DeepSeek recently secured a publicly accessible ClickHouse database that granted complete control over database operations to unauthenticated users, exposing sensitive data, including chat histories, API endpoints and keys, backend details, and other operational information. 

The critical security vulnerability in the AI tool infrastructure was responsibly disclosed by cybersecurity firm Wiz Research, according to the report that details the findings.

A routine security assessment that mapped DeepSeek's external attack surface revealed the flaw. The team identified approximately 30 internet-facing subdomains associated with DeepSeek, including elements such as chatbot interfaces, API documentation, and status pages. 

However, a deeper investigation revealed two open ports (8123 and 9000) on specific hosts, which connected to a publicly accessible ClickHouse database without any authentication or form of protection.

The exposed ClickHouse database allowed unrestricted execution of queries.
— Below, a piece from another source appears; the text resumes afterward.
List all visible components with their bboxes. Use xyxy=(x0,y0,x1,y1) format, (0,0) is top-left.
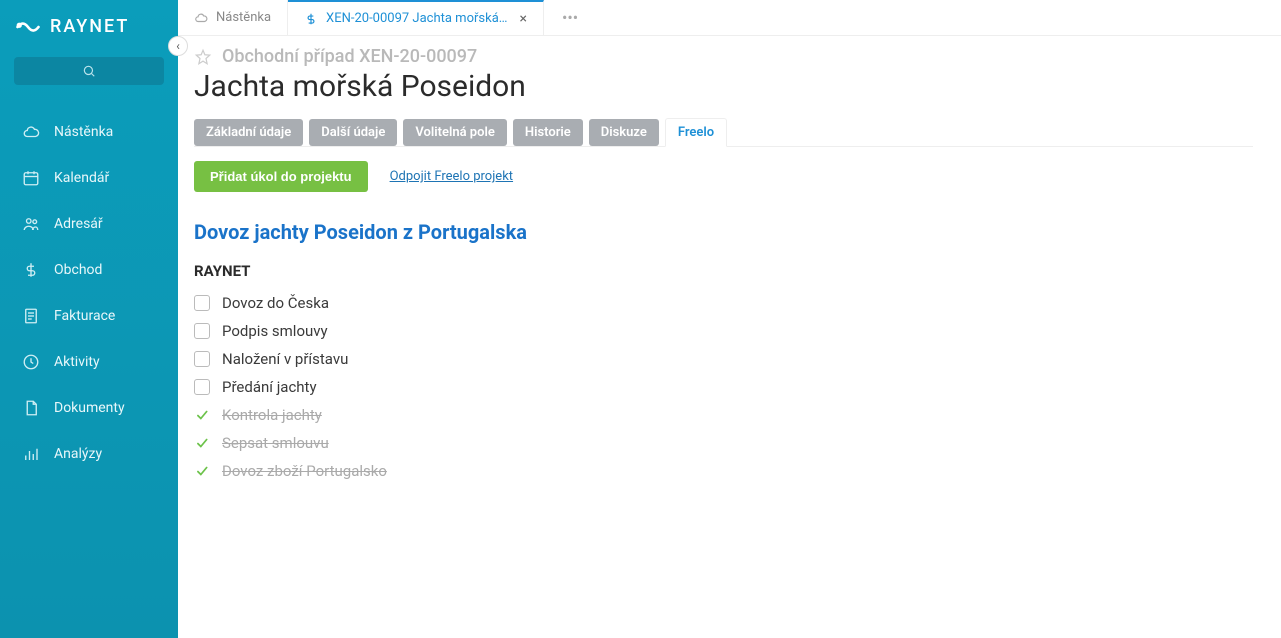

By using the, Wiz researchers conducted a `SHOW TABLES;` query via `/play` path in the ClickHouse HTTP interface, which confirmed access to several sensitive datasets, including a log list with 1 million entries.
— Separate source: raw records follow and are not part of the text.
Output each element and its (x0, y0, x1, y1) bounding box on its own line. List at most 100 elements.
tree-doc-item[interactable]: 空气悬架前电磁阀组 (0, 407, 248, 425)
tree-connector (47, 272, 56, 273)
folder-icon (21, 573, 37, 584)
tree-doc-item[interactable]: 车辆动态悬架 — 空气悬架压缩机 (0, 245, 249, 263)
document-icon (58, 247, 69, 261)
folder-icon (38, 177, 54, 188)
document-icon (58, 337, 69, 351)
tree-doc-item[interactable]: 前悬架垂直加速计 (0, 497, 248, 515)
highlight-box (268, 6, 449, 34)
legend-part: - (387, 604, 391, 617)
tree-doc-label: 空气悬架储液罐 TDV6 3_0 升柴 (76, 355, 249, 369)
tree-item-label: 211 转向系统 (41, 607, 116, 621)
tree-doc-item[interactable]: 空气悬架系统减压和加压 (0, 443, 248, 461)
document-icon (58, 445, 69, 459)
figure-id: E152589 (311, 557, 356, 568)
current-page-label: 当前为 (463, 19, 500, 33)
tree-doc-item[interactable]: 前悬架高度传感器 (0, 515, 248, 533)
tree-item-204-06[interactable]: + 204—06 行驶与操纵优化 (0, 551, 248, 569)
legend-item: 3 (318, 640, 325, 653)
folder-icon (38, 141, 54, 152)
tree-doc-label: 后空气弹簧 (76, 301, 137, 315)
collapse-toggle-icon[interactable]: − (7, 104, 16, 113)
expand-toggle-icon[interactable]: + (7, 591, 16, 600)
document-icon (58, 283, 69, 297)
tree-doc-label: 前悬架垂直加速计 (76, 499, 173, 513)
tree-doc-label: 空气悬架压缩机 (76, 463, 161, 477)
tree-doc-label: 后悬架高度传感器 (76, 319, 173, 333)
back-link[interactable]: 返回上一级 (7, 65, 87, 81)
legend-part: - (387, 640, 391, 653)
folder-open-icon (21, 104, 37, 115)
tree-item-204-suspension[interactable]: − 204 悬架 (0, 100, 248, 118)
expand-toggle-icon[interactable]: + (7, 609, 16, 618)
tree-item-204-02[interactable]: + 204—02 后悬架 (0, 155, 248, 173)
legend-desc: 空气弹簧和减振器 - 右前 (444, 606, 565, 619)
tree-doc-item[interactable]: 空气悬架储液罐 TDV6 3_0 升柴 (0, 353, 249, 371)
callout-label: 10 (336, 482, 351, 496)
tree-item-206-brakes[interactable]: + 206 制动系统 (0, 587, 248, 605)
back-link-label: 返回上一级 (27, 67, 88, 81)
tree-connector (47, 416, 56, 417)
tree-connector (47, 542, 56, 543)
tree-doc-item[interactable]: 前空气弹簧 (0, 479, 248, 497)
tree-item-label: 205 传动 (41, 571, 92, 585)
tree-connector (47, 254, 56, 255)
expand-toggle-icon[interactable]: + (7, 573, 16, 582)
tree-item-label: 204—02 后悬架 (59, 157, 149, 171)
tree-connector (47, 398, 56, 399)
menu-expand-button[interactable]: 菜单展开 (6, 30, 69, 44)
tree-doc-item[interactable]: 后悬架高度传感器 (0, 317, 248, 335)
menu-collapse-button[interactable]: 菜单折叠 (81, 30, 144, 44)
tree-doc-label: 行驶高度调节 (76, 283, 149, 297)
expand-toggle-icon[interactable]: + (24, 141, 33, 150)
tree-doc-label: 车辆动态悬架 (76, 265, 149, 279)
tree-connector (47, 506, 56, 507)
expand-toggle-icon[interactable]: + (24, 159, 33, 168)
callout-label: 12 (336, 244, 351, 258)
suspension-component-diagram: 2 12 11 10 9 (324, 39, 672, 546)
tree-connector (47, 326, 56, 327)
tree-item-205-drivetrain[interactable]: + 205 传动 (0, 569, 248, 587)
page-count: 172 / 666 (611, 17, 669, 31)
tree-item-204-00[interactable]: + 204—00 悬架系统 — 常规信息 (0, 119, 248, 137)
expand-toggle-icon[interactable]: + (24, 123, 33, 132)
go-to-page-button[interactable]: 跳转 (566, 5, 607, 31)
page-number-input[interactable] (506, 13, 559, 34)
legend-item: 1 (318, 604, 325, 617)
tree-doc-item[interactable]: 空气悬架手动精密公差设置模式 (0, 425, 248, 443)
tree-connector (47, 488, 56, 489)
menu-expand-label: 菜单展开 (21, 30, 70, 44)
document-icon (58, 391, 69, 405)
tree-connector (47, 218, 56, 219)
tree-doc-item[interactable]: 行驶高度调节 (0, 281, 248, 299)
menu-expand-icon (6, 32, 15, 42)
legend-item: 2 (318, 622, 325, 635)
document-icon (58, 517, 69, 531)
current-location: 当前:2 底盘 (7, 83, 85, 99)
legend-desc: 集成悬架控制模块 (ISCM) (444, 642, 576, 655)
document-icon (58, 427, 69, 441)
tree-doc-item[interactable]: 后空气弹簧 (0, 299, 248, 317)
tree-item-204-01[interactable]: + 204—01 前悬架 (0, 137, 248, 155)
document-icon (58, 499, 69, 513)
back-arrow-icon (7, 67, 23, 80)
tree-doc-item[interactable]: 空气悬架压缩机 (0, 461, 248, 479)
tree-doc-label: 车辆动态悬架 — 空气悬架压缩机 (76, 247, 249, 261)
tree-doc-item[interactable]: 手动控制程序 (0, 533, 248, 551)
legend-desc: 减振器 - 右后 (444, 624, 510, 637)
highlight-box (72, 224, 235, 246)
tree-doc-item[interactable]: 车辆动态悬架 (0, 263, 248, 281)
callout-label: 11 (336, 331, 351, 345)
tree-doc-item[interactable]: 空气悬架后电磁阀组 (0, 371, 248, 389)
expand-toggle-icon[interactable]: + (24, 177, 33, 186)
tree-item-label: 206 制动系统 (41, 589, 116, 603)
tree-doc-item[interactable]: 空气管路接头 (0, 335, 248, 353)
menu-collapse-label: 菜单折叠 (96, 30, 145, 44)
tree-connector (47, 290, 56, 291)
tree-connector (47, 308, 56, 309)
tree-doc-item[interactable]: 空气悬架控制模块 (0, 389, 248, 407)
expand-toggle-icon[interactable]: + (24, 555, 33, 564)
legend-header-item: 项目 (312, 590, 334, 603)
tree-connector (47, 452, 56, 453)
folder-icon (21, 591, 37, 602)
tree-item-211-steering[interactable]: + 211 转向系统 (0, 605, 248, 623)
The log table featured logs dating back to January 6, 2025, internal references to DeepSeek API endpoints, logs featuring plaintext chat histories, backend details, API keys, and operational metadata.

It also contained indications of which DeepSeek services generated the logs and metadata logs exposing the origin of requests.

This level of access granted attackers the ability not only to extract sensitive logs but also to potentially execute commands retrieving plaintext passwords, local files, and proprietary information directly from DeepSeek's infrastructure, depending on ClickHouse’s configuration.

Potential attackers could exploit the lack of authentication to extract sensitive business-critical data, including plaintext API keys and chat histories containing proprietary or customer information, and escalate privileges within DeepSeek’s environment.

DeepSeek has been attracting global attention due to its advanced AI capabilities, particularly the DeepSeek-R1 reasoning model, which rivals leading platforms like OpenAI's o1 in performance while offering superior cost-efficiency. Recently, European entities inquired whether the Chinese tool’s data processing respects user privacy.